Accanto a figure ormai 'collaudate' come il catechista e l’animatore della liturgia e della carità, negli ultimi anni in alcune parrocchie si è inserita anche quella dell’animatore della comunicazione e della cultura. Secondo il Direttorio delle Comunicazioni sociali Comunicazione e missione del 2004 questo nuovo protagonista nella missione della Chiesa deve stimolare la comunità e «con il genio della fede, farsi interprete delle nuove istanze culturali, impegnandosi a vivere questa epoca della comunicazione non come tempo di alienazione e di smarrimento, ma come tempo prezioso per la ricerca della verità e per lo sviluppo della comunione tra le persone e i popoli».
Vista la crescente influenza che i media esercitano sul pensiero e il comportamento delle persone, adoperarsi perché ogni comunità cristiana sia attrezzata per affrontare la sfida della comunicazione con competenza e strumenti all’altezza è diventato oggi un compito sempre più necessario. Per questo motivo, con l’inizio dell’anno pastorale, alla vigilia dell’Anno della fede, si rinnova anche l’impegno culturale della Chiesa italiana. Finora la figura dell’animatore, di cui il Portaparola è stato una sorta di apripista, ha preso piede in alcune realtà, ma ancora non si è radicata in modo uniforme sul territorio nazionale. «Il Direttorio ha aperto una strada – spiega monsignor Domenico Pompili, direttore dell’Ufficio nazionale per le comunicazioni sociali della Cei –, ma serve tempo per metabolizzare queste intuizioni. Per accelerare il processo occorre investire nella formazione. In particolare dei giovani, che sono i veri protagonisti. Un punto di riferimento, in questo senso, è rappresentato dall’Anicec, il corso di alta formazione per animatori della cultura e della comunicazione che si svolge ogni anno».

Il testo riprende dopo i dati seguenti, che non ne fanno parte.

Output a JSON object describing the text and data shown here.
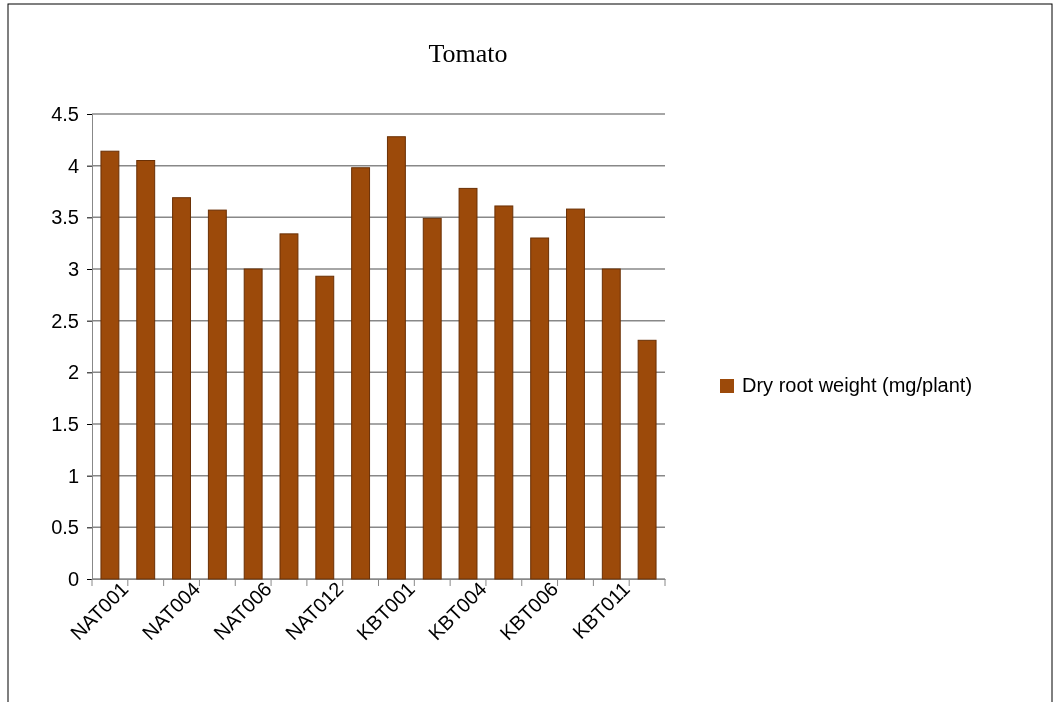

La vera sfida è dunque quella del coinvolgimento, come evidenzia il vescovo di Macerata-Tolentino-Recanati-Cingoli-Treia, monsignor Claudio Giuliodori, direttore dell’Ufficio per le comunicazioni sociali negli anni in cui è stato elaborato e varato il Direttorio. «Il successo dei convegni 'Parabole mediatiche' del 2002 e di 'Testimoni digitali' nel 2010 documentano che esiste da tempo un popolo delle comunicazioni e della cultura – sottolinea Giuliodori –. Adesso serve una conversione pastorale che allarghi l’orizzonte. Anche perché il raggio d’azione dell’animatore non è riconducibile all’interno delle mura della Chiesa, ma collega tutti gli ambiti sociali, culturali e mediatici ». Vivere da protagonisti i processi culturali in corso, secondo il vescovo di Noto, monsignor Antonio Staglianò , tra i 'padri' del Progetto culturale della Cei, è indispensabile per una Chiesa che vuole essere «locomotiva di orientamento » e non «andare a rimorchio » di altri. «La celebrazione, la liturgia e la testimonianza della carità – sostiene Staglianò – da sole non bastano. Il 'quarto pilastro' deve essere rappresentato dalla cultura. Per questo occorre procedere con corsi e seminari di formazione e, allo stesso tempo, cercare di sfruttare tutti gli spazi che i media locali e nazionali mettono a disposizione per comunicare il Vangelo nella cultura di oggi ».
La conditio sine qua non per essere un animatore della cultura e della comunicazione, secondo padre Antonio Spadaro , direttore de La Civiltà Cattolica e studioso dell’impatto dei media sulle comunità ecclesiali, è «abitare» la società di oggi dove comunicare non significa trasmettere ma «condividere». «Anzitutto è necessario essere immersi e comprendere il contesto per fare una esperienza culturale (leggere, andare al cinema,…) significativa. Solo a partire dall’esperienza è possibile riflettere, capire i significati del vissuto, e quindi agire mettendo le proprie competenze a disposizione della comunità. Il momento della valutazione, infine, è indispensabile».